Although a dog is viewed as a member of the family, no one in a divorce case is going to end up with custody of the pet.
A dog, or any other animal, is considered personal property, and personal property is divided between the parties pursuant to the equitable distribution provisions of Florida law. This means that there will be no fighting over custody and visitation privileges with the family pet.
The trial judge in Bennett v. Bennett, 20 Fla. L. Weekly, D225a didn’t see it this way. The judge who presided over the case initially awarded custody of “Roddy”, the family dog, to the husband, subject to alternating weekend visitation privileges for the wife. The ruling created a never ending stream of conflict between these two parties.
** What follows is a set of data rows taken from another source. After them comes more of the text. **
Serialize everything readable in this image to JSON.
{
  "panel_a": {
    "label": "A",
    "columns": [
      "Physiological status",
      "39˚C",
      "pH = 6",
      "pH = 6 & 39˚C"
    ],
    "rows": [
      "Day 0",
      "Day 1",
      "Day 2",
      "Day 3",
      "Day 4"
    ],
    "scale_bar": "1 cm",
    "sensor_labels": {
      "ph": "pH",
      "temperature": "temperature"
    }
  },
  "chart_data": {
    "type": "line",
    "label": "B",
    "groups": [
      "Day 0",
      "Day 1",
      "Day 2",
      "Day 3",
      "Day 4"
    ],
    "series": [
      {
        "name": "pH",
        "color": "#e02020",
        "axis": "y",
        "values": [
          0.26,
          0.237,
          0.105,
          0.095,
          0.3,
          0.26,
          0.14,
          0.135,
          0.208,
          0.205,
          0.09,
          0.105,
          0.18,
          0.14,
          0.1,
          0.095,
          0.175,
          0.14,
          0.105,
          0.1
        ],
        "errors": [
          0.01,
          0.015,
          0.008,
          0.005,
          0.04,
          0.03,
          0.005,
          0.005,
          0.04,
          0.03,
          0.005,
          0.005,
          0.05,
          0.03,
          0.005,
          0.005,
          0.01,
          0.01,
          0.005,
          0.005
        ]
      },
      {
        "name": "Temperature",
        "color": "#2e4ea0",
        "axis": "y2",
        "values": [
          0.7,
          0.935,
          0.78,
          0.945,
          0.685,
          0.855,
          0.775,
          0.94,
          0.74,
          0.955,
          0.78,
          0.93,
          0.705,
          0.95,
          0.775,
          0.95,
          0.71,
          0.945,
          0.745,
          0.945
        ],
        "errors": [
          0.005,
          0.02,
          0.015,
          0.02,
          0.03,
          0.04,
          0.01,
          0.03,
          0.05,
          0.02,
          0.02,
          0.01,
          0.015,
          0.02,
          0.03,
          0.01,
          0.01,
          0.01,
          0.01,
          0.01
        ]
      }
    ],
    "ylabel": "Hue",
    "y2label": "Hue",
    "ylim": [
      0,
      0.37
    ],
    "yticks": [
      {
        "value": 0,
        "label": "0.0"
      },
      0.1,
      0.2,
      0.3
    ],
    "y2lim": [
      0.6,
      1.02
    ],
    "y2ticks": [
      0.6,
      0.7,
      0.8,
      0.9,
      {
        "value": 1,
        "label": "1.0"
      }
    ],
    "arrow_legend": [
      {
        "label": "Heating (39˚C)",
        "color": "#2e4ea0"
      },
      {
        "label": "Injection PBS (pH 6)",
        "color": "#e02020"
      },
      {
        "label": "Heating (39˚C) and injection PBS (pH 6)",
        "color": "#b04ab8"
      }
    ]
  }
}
On appeal, the decision was reversed. The appellate court explained that a dog, or any other animal, is allocated to one party or the other as part of the equitable distribution of the marital assets. The pet is considered personal property, and there is no provision under Florida law to order either custody or visitation rights of a family pet.
Several cases on record establish this principal of law. Two that come to mind are County of Pasco v. Riehl, 620 So2d 229 (Fla. 2d DCA 1993) and Levine v. Knowles, 197 So2d 329 (Fla 3d DCA 1967). Perhaps it would be a good idea for married couples to have two dogs, one for each of them, in the event of a divorce.